The Model Railroad Experience at Union Station in Kansas City is an impressive array of every type of toy train available today. It encompasses 8,000 square feet of model trains ranging from a layout of tiny N-scale trains to the large G-gauge or garden scale designed to run indoors and out. There are fully six entire layouts and one central "mega-layout."

Ted Tschirhart, president of the Union Station Model Railroad Society, is proud of the fact that the display offers a look at every gauge available to hobbyists today. "We have six sizes of trains running on the same layout. I don't know of another venue that can say that."

An HO layout portrays an early 20th century town.

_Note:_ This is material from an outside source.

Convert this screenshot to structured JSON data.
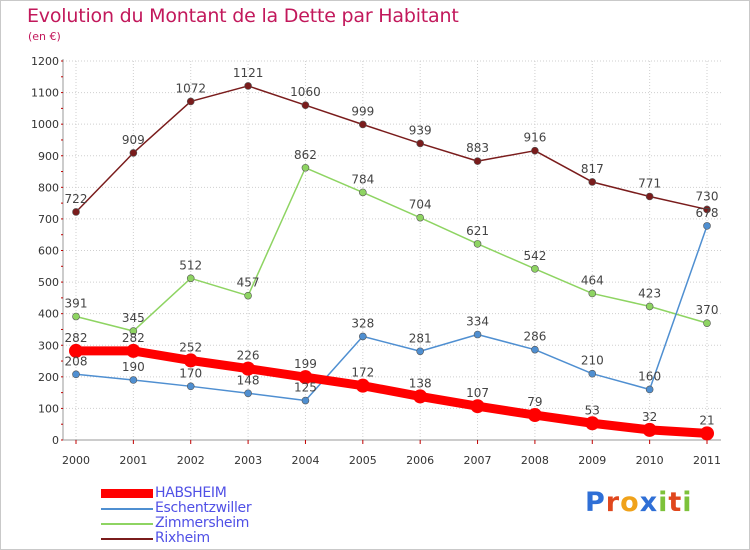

Today's Model Railroad Experience grew from more humble beginnings as a modular 40'x70' layout open only over the Christmas holidays in 1999. The volunteer group subsequently inherited several train layouts from the Kanas City Museum and five years ago moved to its permanent location at the far end of the North Waiting Room.

In addition to the layouts that are displayed year-round, the Union Station Kansas City Model Railroad Society also constructs a 60' x 64' G-gauge, 3 Rail O-gauge layout, S-gauge, HO-scale and Standard-gauge layout in the Grand Hall during the winter holiday season. This layout is generally on display for about three months, and includes more than 40 trains running simultaneously.

"The weekend before Christmas, 44,000 people visited Union Station and most of them got a look at our model railroads," Seibel said. "I think we hooked a few kids in the process."

And speaking of kids, the Model Railroad Experience is a good place for kids to come and play on a mother's day out. There is a special play area for children with toys and books relating to railroading, not to mention the magic they find in the model layouts themselves.

The volunteers staff the display seven days a week, 9 a.m.-5 p.m. Monday-Friday and 10 a.m.-5 p.m. on Sundays. The society meets at 6 p.m. the third Monday of every month at the station.